「愛してる」 鷺沢萠(角川文庫)

 芝居を再開する前だったか、後だったか、それともその境目のことだったか、この本が、自分の鞄の中にずっと入っていたことがあります。
 何度か、何度となく、読み返して、そのまま、持ち歩いて。ただ、鞄から取り出すのが面倒なだけだったのかも知れないとも思いますが、ですが、自分はこの本を、お守りのようにして持ち歩いていたのかも知れません。
 そのときの、なぜだか黒いクレヨンが薄くついたようになった、表のカバーが少し破れた文庫本は、いま家の中のどこにあるのか分かりません。手元にあるのは、3ヶ月ほど前に、読み直すために買った、けれどまだ読み返していない新しい本です。
 「思ったり感じたりした者の勝ちだ」
 本を開くと、まずこのパラグラフが目に入ってきます。まるで、この言葉を誰かに捧げるように。自分が何かに負けているような、自分の居場所がどこにもないような、そんな気がしていたのだと思います。この連作短編集の登場人物たちも、幸福とか幸運とかからは離れたところにいる人たちです。ですが、彼らは負けてはいない、勝っても、勝とうともしていないのだけれども、決して負けてはいない、そして彼らの姿に触れることで、自分はいくらかほっとできたのではないかと思っています。
 鷺沢さんが亡くなったということが、誤報でもウソでもないのだと、納得できるようになってきました。

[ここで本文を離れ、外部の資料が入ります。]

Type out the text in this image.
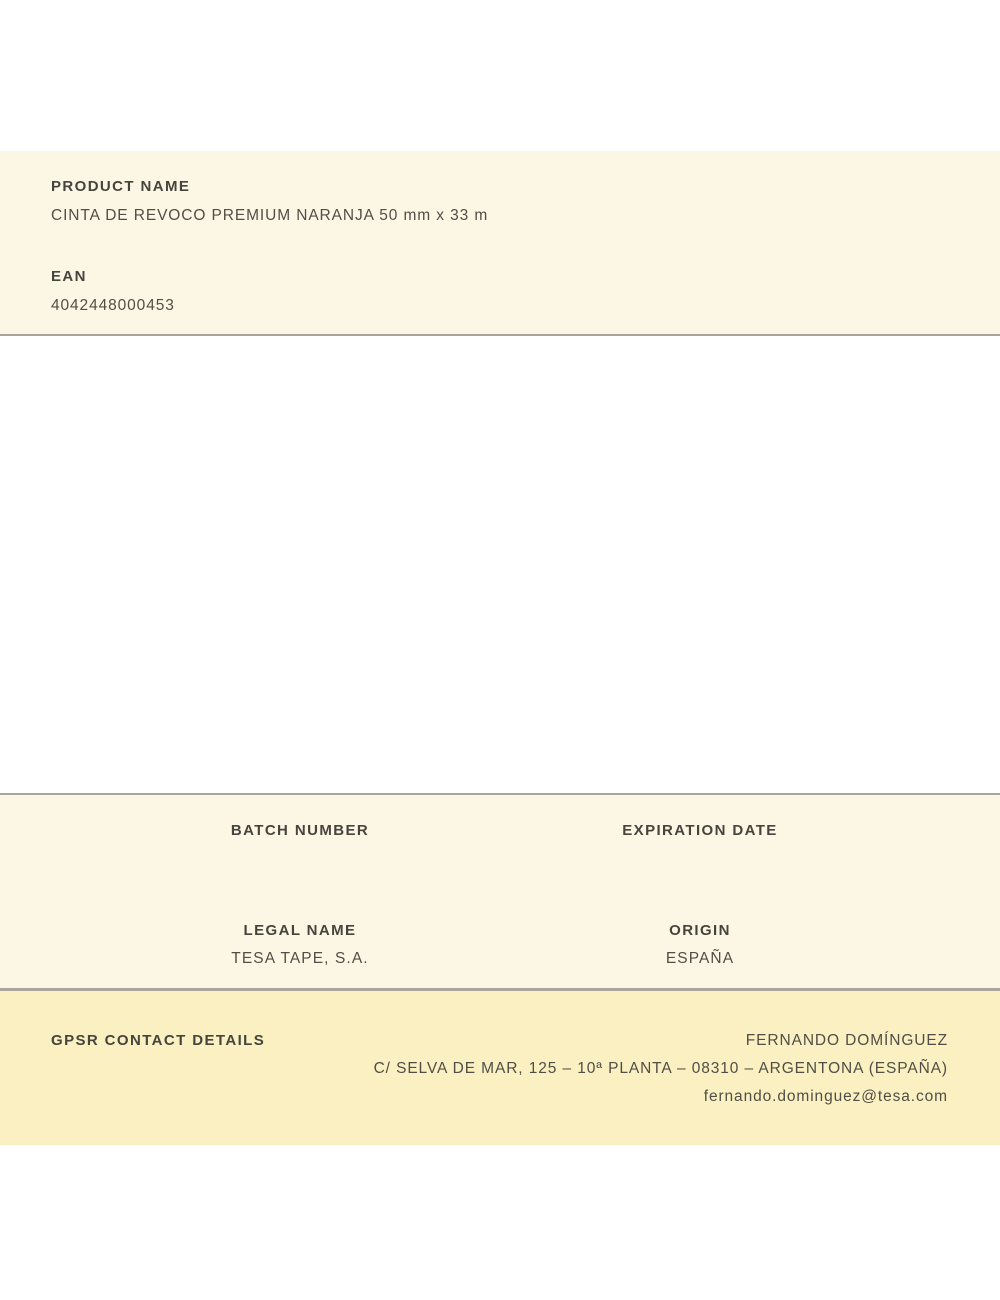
PRODUCT NAME
CINTA DE REVOCO PREMIUM NARANJA 50 mm x 33 m
EAN
4042448000453
BATCH NUMBER	EXPIRATION DATE
LEGAL NAME
TESA TAPE, S.A.
ORIGIN
ESPAÑA
GPSR CONTACT DETAILS	FERNANDO DOMÍNGUEZ
C/ SELVA DE MAR, 125 – 10ª PLANTA – 08310 – ARGENTONA (ESPAÑA)
fernando.dominguez@tesa.com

 ただ、たとえどういうことがあっても、彼女の作品世界には、自分がいま居るところになじめなさを感じている人間にとって、光を感じさせる何かがあると思います。
 いまさらではありますが、鷺沢さんのホームページとリンクを張ってみます。ただ、もっと早くやっておけばよかった。
 ウチの劇団の名前を決めるときに、この小説の舞台となる酒場の名前にちなんで、「ファッサード」という名前にしようかと思ったことがあります。なぜかは忘れましたが、結局提案もしませんでしたが。